Monet explored a very similar composition in three canvases – two vertical and one horizontal – painted slightly higher up on La Cavée, where the land dropped off precipitously (Wildenstein, nos. 760-762; Museum of Fine Arts, Boston). In all of these, the cleft in the cliffs approaches a dense, dark thicket of vegetation, flower-flecked yet still vaguely foreboding. In the present version, by contrast, the curving path leads from shade into sun, like the light at the end of a tunnel. The lone figure who bravely traverses this route remains largely in shadow, but his head and hat are silhouetted against the pale gold rock, anticipating his passage into full sunlight. A mere dash of paint evoking the impressive scale of the surging hills, this diminutive human presence serves as a proxy for the solitary traveller, like Monet, who has sought respite from the mundane in the boundless powers of nature – in the magisterial confrontation of earth, sea, and sky.
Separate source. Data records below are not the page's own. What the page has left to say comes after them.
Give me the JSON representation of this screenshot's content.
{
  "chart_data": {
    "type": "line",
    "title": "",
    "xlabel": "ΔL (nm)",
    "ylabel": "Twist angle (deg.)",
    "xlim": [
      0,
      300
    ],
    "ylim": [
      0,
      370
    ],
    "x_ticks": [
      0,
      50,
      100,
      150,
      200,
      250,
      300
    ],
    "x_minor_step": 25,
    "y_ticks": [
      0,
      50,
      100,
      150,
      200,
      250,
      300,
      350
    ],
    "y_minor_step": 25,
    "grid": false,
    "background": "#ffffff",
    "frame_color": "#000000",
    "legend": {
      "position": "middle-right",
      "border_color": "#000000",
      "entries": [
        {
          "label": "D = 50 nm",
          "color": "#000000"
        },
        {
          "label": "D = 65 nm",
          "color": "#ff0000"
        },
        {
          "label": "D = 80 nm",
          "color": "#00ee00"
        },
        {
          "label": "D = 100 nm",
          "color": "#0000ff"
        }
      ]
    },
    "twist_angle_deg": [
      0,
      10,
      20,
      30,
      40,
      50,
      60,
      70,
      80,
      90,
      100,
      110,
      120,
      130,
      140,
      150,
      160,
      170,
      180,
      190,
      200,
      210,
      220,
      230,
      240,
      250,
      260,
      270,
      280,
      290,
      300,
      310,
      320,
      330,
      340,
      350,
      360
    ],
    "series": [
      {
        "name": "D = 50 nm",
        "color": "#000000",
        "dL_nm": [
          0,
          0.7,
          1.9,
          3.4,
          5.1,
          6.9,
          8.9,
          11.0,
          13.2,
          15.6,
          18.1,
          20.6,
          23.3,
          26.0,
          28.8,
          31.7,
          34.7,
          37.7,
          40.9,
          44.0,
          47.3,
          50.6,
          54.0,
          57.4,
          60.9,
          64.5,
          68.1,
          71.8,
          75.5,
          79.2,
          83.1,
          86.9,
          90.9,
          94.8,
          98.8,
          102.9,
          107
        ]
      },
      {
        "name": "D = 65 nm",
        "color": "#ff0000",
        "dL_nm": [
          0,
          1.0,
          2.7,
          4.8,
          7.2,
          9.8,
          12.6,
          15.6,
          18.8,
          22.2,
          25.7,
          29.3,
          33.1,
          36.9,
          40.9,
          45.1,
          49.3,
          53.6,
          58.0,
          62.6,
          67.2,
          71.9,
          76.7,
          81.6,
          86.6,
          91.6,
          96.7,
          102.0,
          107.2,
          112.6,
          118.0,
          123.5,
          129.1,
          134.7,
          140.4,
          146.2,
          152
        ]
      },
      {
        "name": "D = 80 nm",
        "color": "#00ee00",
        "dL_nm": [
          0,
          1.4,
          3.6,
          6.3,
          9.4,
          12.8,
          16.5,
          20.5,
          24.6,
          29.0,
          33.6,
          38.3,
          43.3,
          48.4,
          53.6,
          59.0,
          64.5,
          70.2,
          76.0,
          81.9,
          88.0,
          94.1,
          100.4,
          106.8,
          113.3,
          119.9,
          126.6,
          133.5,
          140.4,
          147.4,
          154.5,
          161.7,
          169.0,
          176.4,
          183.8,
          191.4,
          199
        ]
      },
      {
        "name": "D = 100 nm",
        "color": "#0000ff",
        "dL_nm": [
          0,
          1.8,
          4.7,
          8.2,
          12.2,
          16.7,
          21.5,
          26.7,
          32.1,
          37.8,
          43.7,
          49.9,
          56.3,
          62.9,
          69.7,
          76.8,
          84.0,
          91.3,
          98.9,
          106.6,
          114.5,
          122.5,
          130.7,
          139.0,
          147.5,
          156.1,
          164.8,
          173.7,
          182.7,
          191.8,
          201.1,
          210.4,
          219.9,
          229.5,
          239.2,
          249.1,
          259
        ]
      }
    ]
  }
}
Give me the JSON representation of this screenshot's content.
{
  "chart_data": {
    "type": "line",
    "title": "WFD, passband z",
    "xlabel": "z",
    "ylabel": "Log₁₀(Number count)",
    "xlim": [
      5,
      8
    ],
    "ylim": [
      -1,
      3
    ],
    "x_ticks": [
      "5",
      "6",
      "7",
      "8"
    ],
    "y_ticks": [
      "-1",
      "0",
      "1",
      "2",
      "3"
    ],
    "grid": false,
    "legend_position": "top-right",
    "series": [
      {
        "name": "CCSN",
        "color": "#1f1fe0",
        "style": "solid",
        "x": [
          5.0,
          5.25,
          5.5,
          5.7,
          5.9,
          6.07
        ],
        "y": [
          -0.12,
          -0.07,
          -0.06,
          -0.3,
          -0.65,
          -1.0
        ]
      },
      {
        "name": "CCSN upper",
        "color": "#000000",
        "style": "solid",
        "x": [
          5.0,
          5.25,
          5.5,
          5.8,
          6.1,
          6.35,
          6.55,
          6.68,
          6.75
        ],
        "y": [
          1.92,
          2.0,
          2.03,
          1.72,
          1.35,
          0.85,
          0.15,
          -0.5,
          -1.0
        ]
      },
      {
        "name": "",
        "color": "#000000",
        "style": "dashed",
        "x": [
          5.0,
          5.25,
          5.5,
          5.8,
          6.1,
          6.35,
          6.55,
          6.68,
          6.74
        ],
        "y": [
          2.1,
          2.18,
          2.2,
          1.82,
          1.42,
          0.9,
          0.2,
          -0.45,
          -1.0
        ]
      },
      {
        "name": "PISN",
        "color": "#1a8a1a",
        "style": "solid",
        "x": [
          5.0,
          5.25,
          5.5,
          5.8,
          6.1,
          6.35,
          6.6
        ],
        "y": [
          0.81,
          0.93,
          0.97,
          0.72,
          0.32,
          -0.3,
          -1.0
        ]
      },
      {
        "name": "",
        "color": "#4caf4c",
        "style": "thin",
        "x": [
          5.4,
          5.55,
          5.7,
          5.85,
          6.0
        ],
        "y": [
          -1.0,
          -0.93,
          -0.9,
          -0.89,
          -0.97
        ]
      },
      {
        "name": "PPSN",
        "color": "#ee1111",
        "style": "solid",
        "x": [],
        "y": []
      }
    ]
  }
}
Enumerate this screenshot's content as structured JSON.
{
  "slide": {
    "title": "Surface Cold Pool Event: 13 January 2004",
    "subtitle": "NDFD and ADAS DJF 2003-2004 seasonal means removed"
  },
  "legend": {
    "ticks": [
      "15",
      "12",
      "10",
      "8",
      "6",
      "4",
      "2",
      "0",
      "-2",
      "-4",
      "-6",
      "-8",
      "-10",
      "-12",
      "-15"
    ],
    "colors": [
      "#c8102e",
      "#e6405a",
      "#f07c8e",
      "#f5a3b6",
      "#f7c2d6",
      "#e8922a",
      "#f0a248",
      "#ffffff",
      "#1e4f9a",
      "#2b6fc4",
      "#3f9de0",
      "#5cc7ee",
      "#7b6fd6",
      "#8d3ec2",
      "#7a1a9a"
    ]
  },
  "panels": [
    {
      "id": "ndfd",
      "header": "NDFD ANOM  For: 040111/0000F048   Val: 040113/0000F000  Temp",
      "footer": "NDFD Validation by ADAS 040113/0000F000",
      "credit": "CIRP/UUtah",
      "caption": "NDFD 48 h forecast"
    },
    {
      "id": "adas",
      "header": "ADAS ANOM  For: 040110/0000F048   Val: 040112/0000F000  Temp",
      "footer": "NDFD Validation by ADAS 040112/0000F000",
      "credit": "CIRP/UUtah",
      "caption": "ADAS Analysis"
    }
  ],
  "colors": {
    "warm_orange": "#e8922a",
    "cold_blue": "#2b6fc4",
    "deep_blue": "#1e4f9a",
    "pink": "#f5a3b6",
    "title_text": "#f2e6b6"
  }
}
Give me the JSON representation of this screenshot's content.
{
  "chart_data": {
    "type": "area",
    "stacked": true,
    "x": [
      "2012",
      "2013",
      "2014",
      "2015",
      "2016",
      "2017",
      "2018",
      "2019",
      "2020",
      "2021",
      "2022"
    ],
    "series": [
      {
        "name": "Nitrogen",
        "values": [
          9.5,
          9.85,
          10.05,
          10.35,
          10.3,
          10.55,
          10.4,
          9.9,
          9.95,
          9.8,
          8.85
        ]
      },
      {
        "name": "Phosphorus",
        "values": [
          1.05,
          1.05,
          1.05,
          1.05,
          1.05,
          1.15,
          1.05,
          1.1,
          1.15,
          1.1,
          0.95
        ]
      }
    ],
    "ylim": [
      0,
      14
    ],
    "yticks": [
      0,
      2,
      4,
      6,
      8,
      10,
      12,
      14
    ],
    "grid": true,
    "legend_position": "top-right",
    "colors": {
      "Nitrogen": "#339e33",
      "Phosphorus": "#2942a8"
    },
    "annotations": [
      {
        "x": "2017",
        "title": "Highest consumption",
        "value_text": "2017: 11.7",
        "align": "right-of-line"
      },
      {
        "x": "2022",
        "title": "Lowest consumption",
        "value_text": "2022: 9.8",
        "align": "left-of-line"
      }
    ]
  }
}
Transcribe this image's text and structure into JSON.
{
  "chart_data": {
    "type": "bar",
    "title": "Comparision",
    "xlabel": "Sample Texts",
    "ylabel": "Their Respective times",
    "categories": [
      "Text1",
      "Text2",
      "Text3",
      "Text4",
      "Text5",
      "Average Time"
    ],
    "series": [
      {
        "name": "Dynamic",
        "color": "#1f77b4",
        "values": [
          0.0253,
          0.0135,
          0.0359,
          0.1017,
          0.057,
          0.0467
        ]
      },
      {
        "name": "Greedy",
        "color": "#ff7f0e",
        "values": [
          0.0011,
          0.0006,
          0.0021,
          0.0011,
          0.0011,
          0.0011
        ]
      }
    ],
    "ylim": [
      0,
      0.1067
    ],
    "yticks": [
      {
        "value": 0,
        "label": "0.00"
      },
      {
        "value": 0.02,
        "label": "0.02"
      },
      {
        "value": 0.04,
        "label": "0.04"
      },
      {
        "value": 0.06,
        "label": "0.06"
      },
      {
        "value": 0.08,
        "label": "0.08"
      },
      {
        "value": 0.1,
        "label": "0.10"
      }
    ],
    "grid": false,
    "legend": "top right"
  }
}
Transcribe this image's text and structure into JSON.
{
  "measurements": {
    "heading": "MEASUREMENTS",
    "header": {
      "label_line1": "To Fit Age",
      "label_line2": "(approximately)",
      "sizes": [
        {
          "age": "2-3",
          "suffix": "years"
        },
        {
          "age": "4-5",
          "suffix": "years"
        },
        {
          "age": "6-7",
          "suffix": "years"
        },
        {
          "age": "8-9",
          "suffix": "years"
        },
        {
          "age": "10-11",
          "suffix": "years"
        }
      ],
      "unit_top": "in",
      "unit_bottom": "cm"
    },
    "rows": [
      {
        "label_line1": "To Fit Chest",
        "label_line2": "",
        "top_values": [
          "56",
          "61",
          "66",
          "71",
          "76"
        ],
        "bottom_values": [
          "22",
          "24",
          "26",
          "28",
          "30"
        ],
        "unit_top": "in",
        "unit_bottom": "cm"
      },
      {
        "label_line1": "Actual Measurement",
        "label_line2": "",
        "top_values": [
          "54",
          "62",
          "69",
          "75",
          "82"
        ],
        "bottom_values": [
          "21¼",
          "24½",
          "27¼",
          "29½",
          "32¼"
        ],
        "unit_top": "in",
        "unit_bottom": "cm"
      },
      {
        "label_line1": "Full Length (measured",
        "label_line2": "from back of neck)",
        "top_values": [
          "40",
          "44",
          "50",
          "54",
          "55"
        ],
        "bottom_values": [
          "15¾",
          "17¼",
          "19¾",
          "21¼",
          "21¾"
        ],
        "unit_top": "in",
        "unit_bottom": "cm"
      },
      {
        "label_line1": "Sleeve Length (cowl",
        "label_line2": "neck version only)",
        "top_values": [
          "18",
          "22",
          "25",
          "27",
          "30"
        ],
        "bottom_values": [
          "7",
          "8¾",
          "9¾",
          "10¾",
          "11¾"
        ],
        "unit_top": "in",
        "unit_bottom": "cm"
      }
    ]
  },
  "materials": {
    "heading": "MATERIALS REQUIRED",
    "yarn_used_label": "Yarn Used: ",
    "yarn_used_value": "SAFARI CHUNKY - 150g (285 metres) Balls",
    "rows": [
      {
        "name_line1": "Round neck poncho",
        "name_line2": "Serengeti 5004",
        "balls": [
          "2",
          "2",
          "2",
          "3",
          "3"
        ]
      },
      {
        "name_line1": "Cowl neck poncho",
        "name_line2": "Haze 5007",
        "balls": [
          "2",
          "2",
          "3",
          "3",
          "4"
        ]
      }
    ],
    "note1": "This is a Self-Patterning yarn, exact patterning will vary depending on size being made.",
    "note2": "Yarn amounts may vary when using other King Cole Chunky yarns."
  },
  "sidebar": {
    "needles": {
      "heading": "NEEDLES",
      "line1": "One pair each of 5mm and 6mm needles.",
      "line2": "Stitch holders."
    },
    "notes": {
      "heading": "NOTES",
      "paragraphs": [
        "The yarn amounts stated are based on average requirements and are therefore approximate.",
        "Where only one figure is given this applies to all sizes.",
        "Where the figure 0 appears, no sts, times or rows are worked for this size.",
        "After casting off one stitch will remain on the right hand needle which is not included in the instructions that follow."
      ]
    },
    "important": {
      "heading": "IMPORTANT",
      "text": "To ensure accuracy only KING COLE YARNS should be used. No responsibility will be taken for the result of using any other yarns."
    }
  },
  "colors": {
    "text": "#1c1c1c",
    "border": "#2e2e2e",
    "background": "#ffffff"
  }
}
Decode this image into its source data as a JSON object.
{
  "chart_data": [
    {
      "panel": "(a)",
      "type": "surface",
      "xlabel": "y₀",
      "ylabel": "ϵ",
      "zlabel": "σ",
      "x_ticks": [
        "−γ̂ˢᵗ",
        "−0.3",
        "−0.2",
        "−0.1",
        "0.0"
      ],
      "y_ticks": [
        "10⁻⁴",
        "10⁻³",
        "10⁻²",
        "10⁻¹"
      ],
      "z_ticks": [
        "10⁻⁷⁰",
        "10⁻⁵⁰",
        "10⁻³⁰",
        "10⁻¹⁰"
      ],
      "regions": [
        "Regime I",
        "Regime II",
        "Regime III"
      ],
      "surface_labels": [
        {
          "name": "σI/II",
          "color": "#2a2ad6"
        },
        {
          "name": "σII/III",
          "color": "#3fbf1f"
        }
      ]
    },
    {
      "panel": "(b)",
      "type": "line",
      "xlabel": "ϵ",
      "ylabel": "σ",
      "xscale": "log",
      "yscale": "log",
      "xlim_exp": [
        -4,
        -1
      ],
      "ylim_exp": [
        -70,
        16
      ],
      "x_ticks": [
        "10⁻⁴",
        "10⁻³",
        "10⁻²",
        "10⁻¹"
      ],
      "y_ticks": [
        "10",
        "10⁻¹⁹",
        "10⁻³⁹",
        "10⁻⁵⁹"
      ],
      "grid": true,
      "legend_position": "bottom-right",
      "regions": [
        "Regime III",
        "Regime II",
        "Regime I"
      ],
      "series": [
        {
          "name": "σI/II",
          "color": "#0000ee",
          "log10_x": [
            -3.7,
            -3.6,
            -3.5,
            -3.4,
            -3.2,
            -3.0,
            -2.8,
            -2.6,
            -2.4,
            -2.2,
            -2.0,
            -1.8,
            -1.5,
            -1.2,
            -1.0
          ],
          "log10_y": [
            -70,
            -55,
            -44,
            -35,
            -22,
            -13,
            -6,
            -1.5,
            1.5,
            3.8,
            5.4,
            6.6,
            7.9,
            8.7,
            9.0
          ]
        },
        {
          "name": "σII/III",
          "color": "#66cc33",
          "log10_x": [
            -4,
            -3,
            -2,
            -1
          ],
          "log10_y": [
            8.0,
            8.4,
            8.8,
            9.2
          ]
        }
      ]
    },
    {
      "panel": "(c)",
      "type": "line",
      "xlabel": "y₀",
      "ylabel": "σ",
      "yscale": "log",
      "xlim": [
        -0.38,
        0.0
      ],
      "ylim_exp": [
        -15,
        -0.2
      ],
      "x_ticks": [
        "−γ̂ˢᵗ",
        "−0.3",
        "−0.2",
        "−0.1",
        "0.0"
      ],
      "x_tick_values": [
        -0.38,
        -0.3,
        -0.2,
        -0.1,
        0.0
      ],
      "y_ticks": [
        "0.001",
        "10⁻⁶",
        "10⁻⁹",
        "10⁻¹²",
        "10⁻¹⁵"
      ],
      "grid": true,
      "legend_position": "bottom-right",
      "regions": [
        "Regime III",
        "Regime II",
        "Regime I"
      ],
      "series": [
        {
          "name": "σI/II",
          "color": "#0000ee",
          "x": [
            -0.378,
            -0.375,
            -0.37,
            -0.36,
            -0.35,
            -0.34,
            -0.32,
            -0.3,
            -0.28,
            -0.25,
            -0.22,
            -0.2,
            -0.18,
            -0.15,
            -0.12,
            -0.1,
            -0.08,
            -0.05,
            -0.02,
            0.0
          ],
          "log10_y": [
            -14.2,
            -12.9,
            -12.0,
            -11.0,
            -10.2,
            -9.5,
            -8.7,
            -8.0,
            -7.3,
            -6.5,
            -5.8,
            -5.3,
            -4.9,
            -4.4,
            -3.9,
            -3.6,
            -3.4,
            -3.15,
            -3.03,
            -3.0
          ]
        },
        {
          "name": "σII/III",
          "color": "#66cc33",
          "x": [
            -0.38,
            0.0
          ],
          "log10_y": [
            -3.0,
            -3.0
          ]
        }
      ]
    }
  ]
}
No doubt, this lone figure generated a profound sense of identification in Monet, whose exceptionally active, gestural brushwork here offers visible testament to his absorption in the landscape. What lay around the bend for him, the artist must have wondered? As it turned out, Providence was resolutely on his side. Alice never returned to Ernest Hoschedé but remained with Monet, eventually becoming his second wife. Durand-Ruel weathered the collapse of the Union Générale bank and continued to buy freely from the artist, whose financial worries soon eased. During the ensuing years, he was able to make several return trips to the Normandy coast, which played a key role in cementing his commercial success and establishing his mature artistic identity. As for the lamentable town of Poissy, the family left there in April 1883, just six months after returning from Pourville, and settled some fifty kilometres downriver at rural Giverny, which would remain Monet’s home and haven for the remainder of his long life.